Saturday, October 20, 2012

UK: Minister ‘did not heed advice on Rwanda aid’

By The Independent/London
Sunday, 7October, 2012

The embattled Cabinet minister Andrew Mitchell gave a personal promise to Rwanda’s controversial leader that Britain would continue its multi-million-pound aid payments to the regime despite growing concerns within his department, according to documents obtained by The Independent.

The former International Development Secretary has been lambasted for his decision last month – before he moved jobs in the Cabinet reshuffle – to reinstate £16m of British aid to Paul Kagame’s government, which is facing accusations of fomenting conflict in neighbouring Congo.

Officials insisted there was nothing improper about the decision to remove the block put on the funds earlier this summer as part of an international aid freeze. Mitchell, now David Cameron’s Chief Whip, has been accused of overruling advice from the Foreign Office and his own civil servants when he ordered the payment.

Internal documents from the Department for International Development, released under the Freedom of Information Act, underline the warmth of the relationship between Mitchell and President Kagame, a one-time darling of the West after Rwanda’s 1994 genocide but now accused of increasing authoritarianism.

In a note made by civil servants of a telephone conversation between Mitchell and Kagame in February 2011, the Cabinet minister announced Britain was increasing its aid from £60m to £90m by 2015, much of it to be provided as “general budget support” paid direct to the Rwandan government.

The memo states: “SofS [Mr Mitchell]... recalled how they had recently discussed that Rwanda is an excellent development and delivers results... We will continue to provide a significant proportion of the UK’s aid as budget support.
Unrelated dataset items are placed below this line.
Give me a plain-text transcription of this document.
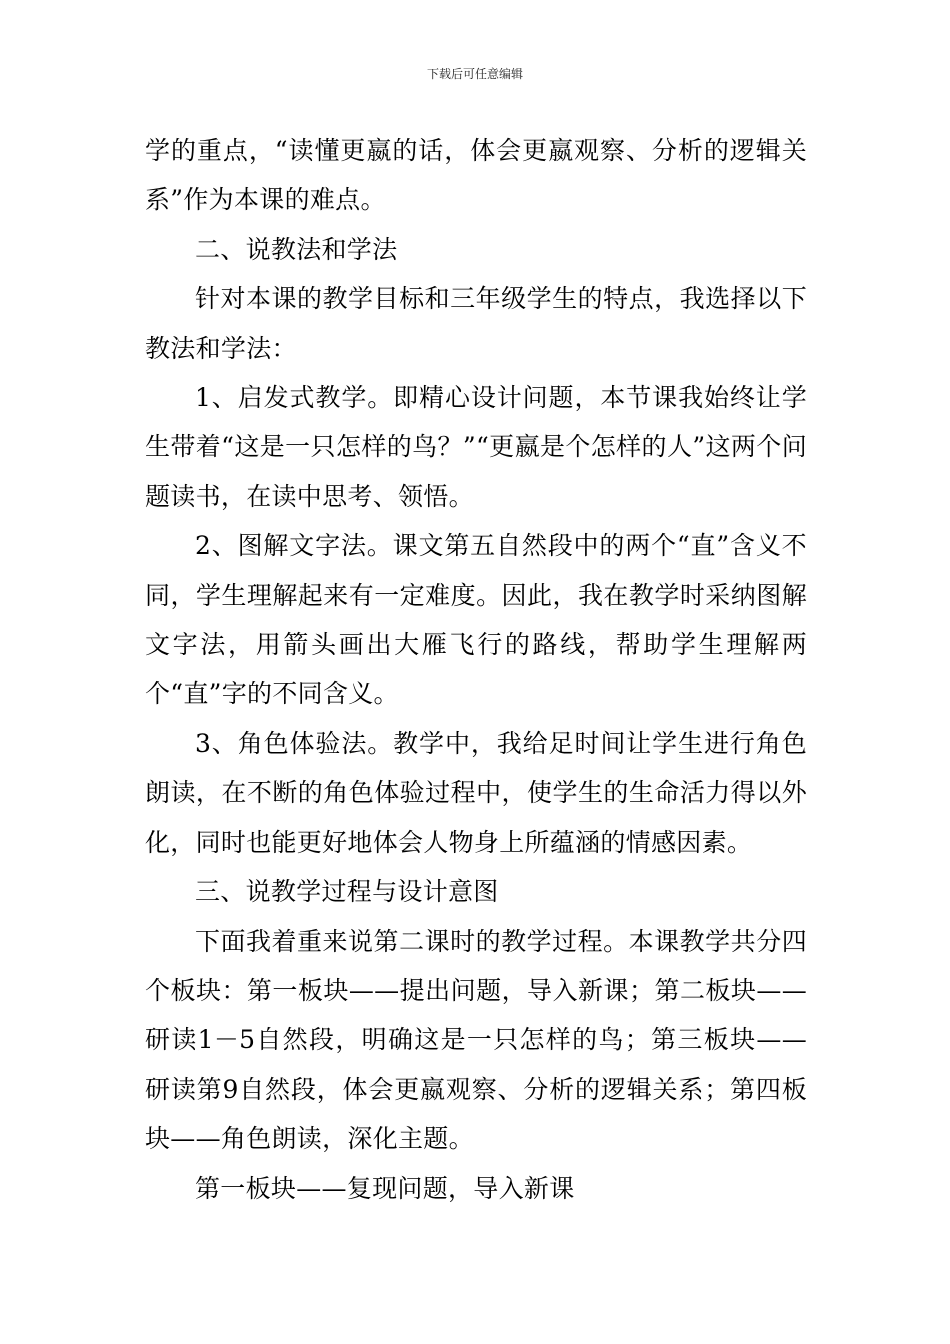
下载后可任意编辑

学的重点，“读懂更嬴的话，体会更嬴观察、分析的逻辑关系”作为本课的难点。

二、说教法和学法

针对本课的教学目标和三年级学生的特点，我选择以下教法和学法：

1、启发式教学。即精心设计问题，本节课我始终让学生带着“这是一只怎样的鸟？”“更嬴是个怎样的人”这两个问题读书，在读中思考、领悟。

2、图解文字法。课文第五自然段中的两个“直”含义不同，学生理解起来有一定难度。因此，我在教学时采纳图解文字法，用箭头画出大雁飞行的路线，帮助学生理解两个“直”字的不同含义。

3、角色体验法。教学中，我给足时间让学生进行角色朗读，在不断的角色体验过程中，使学生的生命活力得以外化，同时也能更好地体会人物身上所蕴涵的情感因素。

三、说教学过程与设计意图

下面我着重来说第二课时的教学过程。本课教学共分四个板块：第一板块——提出问题，导入新课；第二板块——研读1－5自然段，明确这是一只怎样的鸟；第三板块——研读第9自然段，体会更嬴观察、分析的逻辑关系；第四板块——角色朗读，深化主题。

第一板块——复现问题，导入新课
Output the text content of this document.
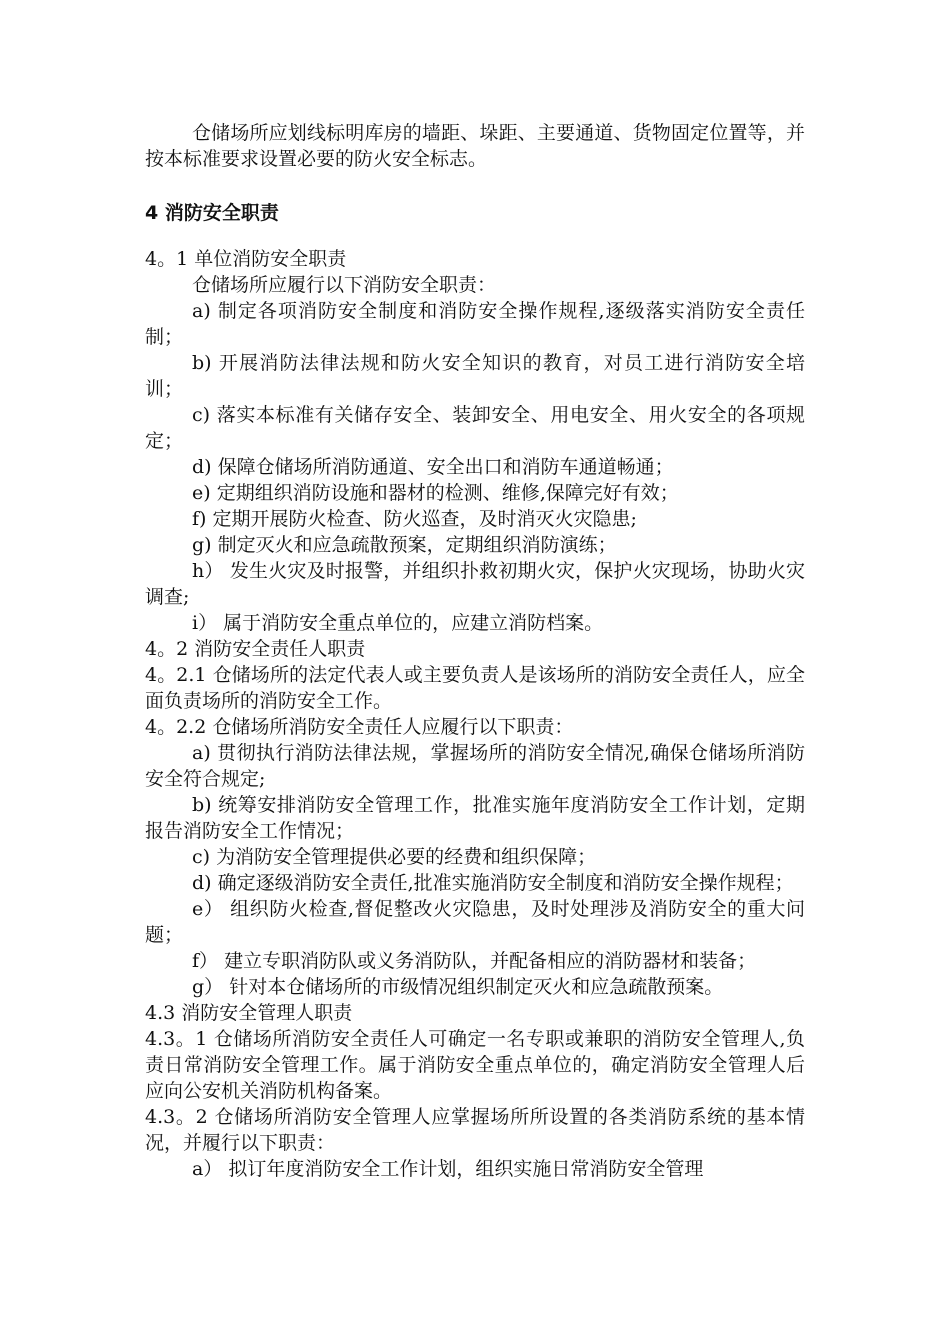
仓储场所应划线标明库房的墙距、垛距、主要通道、货物固定位置等，并按本标准要求设置必要的防火安全标志。

4 消防安全职责

4。1 单位消防安全职责

仓储场所应履行以下消防安全职责：

a) 制定各项消防安全制度和消防安全操作规程,逐级落实消防安全责任制；

b) 开展消防法律法规和防火安全知识的教育，对员工进行消防安全培训；

c) 落实本标准有关储存安全、装卸安全、用电安全、用火安全的各项规定；

d) 保障仓储场所消防通道、安全出口和消防车通道畅通；

e) 定期组织消防设施和器材的检测、维修,保障完好有效；

f) 定期开展防火检查、防火巡查，及时消灭火灾隐患;

g) 制定灭火和应急疏散预案，定期组织消防演练；

h） 发生火灾及时报警，并组织扑救初期火灾，保护火灾现场，协助火灾调查;

i） 属于消防安全重点单位的，应建立消防档案。

4。2 消防安全责任人职责

4。2.1 仓储场所的法定代表人或主要负责人是该场所的消防安全责任人，应全面负责场所的消防安全工作。

4。2.2 仓储场所消防安全责任人应履行以下职责：

a) 贯彻执行消防法律法规，掌握场所的消防安全情况,确保仓储场所消防安全符合规定;

b) 统筹安排消防安全管理工作，批准实施年度消防安全工作计划，定期报告消防安全工作情况；

c) 为消防安全管理提供必要的经费和组织保障；

d) 确定逐级消防安全责任,批准实施消防安全制度和消防安全操作规程；

e） 组织防火检查,督促整改火灾隐患，及时处理涉及消防安全的重大问题；

f） 建立专职消防队或义务消防队，并配备相应的消防器材和装备；

g） 针对本仓储场所的市级情况组织制定灭火和应急疏散预案。

4.3 消防安全管理人职责

4.3。1 仓储场所消防安全责任人可确定一名专职或兼职的消防安全管理人,负责日常消防安全管理工作。属于消防安全重点单位的，确定消防安全管理人后应向公安机关消防机构备案。

4.3。2 仓储场所消防安全管理人应掌握场所所设置的各类消防系统的基本情况，并履行以下职责：

a） 拟订年度消防安全工作计划，组织实施日常消防安全管理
We will continue to provide high levels of general budget support (£37m annually).”

Two months earlier he had flown to Rwanda to see Kagame for a “90-minute tête-à-tête followed by lunch” in which they had “friendly but robust” exchanges. That meeting followed Kagame’s re-election amid accusations he suppressed the opposition and gagged the media.
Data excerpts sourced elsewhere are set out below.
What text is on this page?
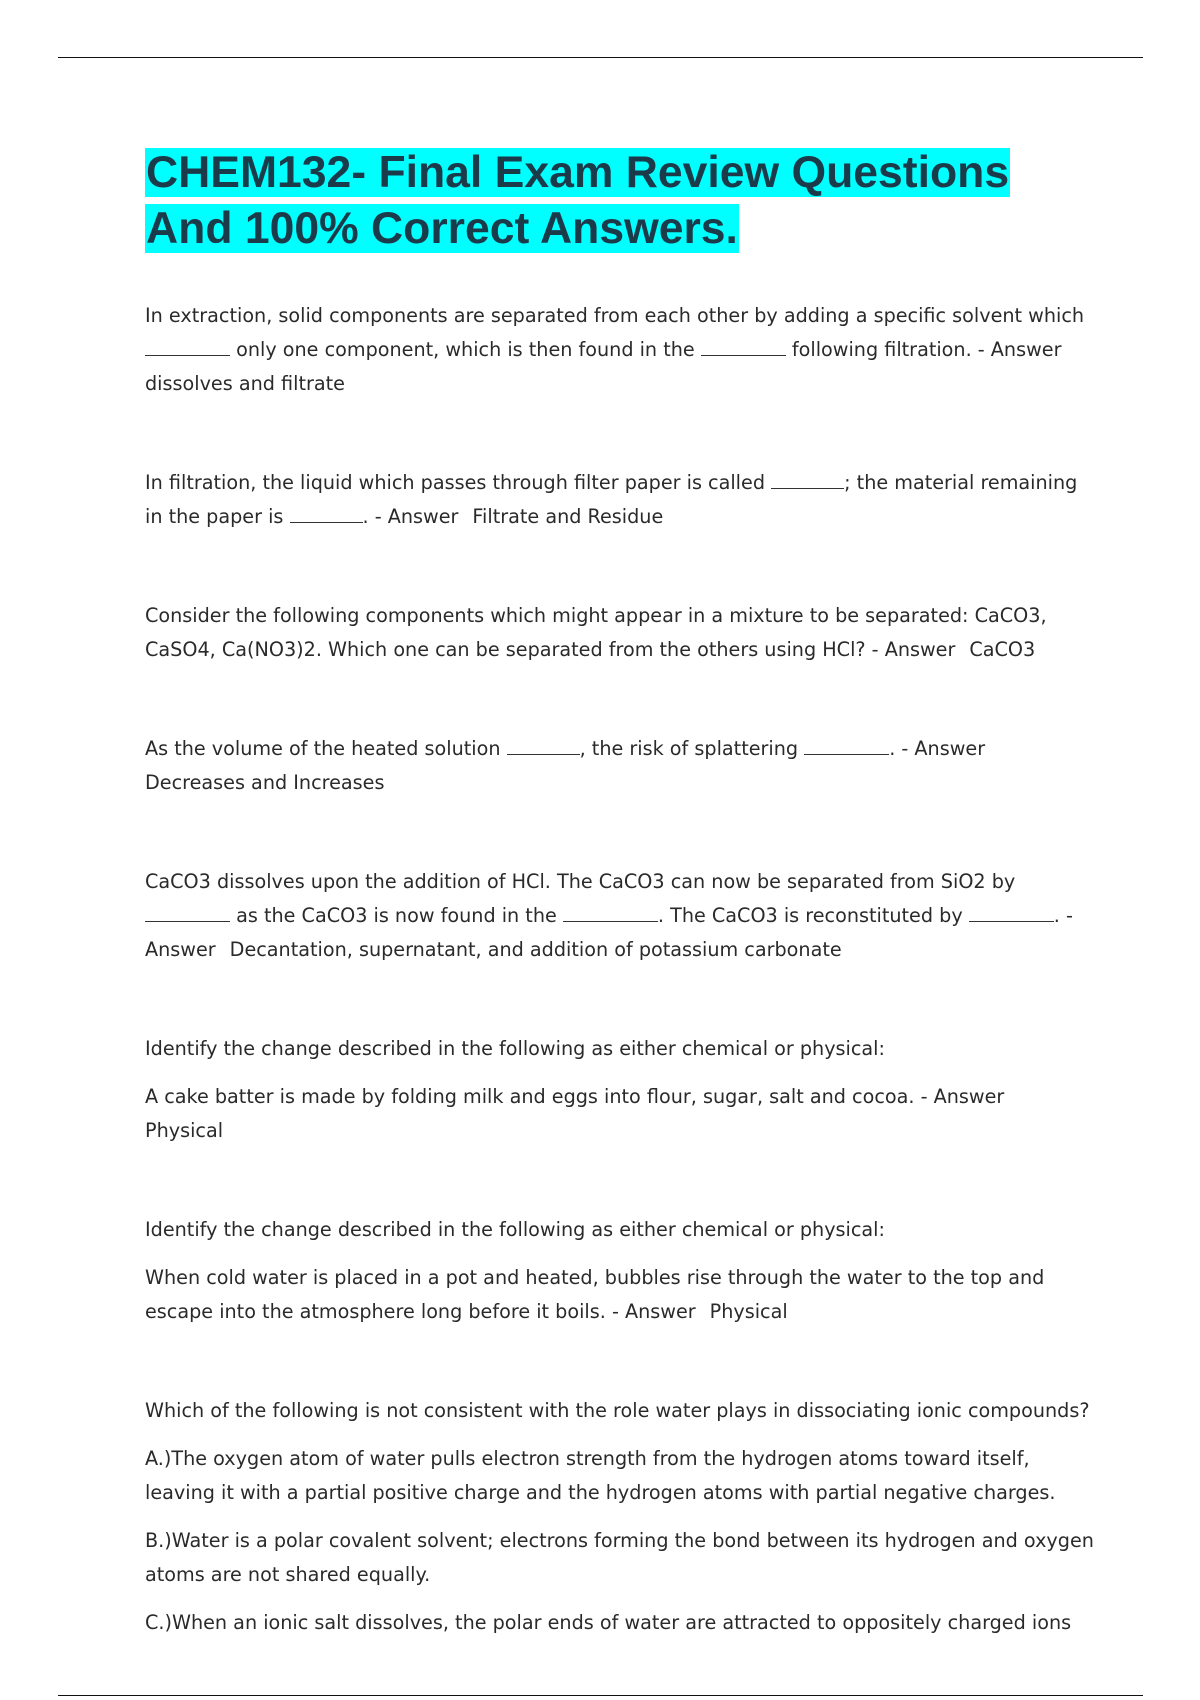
CHEM132- Final Exam Review Questions
And 100% Correct Answers.

In extraction, solid components are separated from each other by adding a specific solvent which  only one component, which is then found in the	following filtration. - Answerdissolves and filtrate

In filtration, the liquid which passes through filter paper is called	; the material remaining in the paper is	. - Answer Filtrate and Residue

Consider the following components which might appear in a mixture to be separated: CaCO3, CaSO4, Ca(NO3)2. Which one can be separated from the others using HCl? - Answer CaCO3

As the volume of the heated solution	, the risk of splattering	. - AnswerDecreases and Increases

CaCO3 dissolves upon the addition of HCl. The CaCO3 can now be separated from SiO2 by  as the CaCO3 is now found in the	. The CaCO3 is reconstituted by	. - Answer Decantation, supernatant, and addition of potassium carbonate

Identify the change described in the following as either chemical or physical:

A cake batter is made by folding milk and eggs into flour, sugar, salt and cocoa. - AnswerPhysical

Identify the change described in the following as either chemical or physical:

When cold water is placed in a pot and heated, bubbles rise through the water to the top and escape into the atmosphere long before it boils. - Answer Physical

Which of the following is not consistent with the role water plays in dissociating ionic compounds?

A.)The oxygen atom of water pulls electron strength from the hydrogen atoms toward itself, leaving it with a partial positive charge and the hydrogen atoms with partial negative charges.

B.)Water is a polar covalent solvent; electrons forming the bond between its hydrogen and oxygen atoms are not shared equally.

C.)When an ionic salt dissolves, the polar ends of water are attracted to oppositely charged ions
It was this general budget support which Mitchell unexpectedly re-instated last month, ordering £8m to be released immediately with a further £8m in December for education and food security. Labour has demanded Mitchell publish the advice he received about the funding release.

During the telephone conversation, Mitchell emphasised the personal links between the upper echelons of the Conservative Party and the Rwandan regime, dating from the period in opposition when senior Tories intent on detoxifying their image visited the country to carry out aid work.
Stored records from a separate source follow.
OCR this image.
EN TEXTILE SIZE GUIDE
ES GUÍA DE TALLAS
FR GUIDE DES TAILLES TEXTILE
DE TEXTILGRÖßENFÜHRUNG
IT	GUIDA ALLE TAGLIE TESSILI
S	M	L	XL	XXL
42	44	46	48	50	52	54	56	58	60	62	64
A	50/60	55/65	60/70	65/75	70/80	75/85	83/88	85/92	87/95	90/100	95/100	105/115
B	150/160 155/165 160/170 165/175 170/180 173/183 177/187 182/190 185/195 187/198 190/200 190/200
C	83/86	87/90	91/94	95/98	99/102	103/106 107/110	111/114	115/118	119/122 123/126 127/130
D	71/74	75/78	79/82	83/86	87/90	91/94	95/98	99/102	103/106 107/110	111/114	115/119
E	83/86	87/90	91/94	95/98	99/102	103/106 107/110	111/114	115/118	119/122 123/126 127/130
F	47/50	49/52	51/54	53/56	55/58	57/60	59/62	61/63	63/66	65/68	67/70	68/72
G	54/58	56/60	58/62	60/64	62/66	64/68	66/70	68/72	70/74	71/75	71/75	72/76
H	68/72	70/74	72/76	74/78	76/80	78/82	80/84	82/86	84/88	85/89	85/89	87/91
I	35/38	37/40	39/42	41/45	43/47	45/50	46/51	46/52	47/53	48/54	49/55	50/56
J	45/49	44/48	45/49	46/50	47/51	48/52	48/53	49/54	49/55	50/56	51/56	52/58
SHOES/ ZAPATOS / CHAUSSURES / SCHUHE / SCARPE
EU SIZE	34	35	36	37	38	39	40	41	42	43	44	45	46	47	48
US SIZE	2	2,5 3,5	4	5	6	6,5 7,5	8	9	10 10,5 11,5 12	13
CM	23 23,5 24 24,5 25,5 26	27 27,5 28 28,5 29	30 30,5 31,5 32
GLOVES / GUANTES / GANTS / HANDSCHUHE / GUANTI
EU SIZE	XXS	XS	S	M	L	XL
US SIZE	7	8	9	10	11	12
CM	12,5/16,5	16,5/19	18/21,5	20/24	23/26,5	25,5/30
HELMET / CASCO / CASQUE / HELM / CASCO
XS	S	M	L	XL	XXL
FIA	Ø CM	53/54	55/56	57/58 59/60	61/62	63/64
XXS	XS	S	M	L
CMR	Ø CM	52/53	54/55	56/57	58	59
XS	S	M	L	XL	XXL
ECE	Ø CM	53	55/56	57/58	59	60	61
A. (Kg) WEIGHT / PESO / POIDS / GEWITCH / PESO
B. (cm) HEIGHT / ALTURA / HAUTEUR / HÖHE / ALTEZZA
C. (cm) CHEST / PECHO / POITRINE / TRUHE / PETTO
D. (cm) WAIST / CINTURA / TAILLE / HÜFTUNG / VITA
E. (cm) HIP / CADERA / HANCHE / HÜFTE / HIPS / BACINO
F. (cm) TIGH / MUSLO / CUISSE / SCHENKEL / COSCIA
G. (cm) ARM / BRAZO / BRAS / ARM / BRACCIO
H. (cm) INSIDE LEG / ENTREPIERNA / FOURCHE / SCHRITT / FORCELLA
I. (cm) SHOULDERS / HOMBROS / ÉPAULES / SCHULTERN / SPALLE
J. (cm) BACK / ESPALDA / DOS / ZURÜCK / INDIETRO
The internal DfID memos underline the growing qualms within the ministry about the “political risk” in Rwanda with Mitchell’s ministerial colleague, Stephen O’Brien, highlighting international concern about the human rights situation in the country. Mitchell’s successor, former Transport Secretary Justine Greening, is reportedly preparing to reverse Mitchell’s decision.

The Cabinet Office said Mitchell had not shied from raising difficult questions with Kagame: “The former secretary of state had a candid relationship with the government of Rwanda and frequently delivered tough messages on issues of concern.”

The DfID said: “The Secretary of State will consider the issue of budget support to Rwanda carefully before our next decision in December.”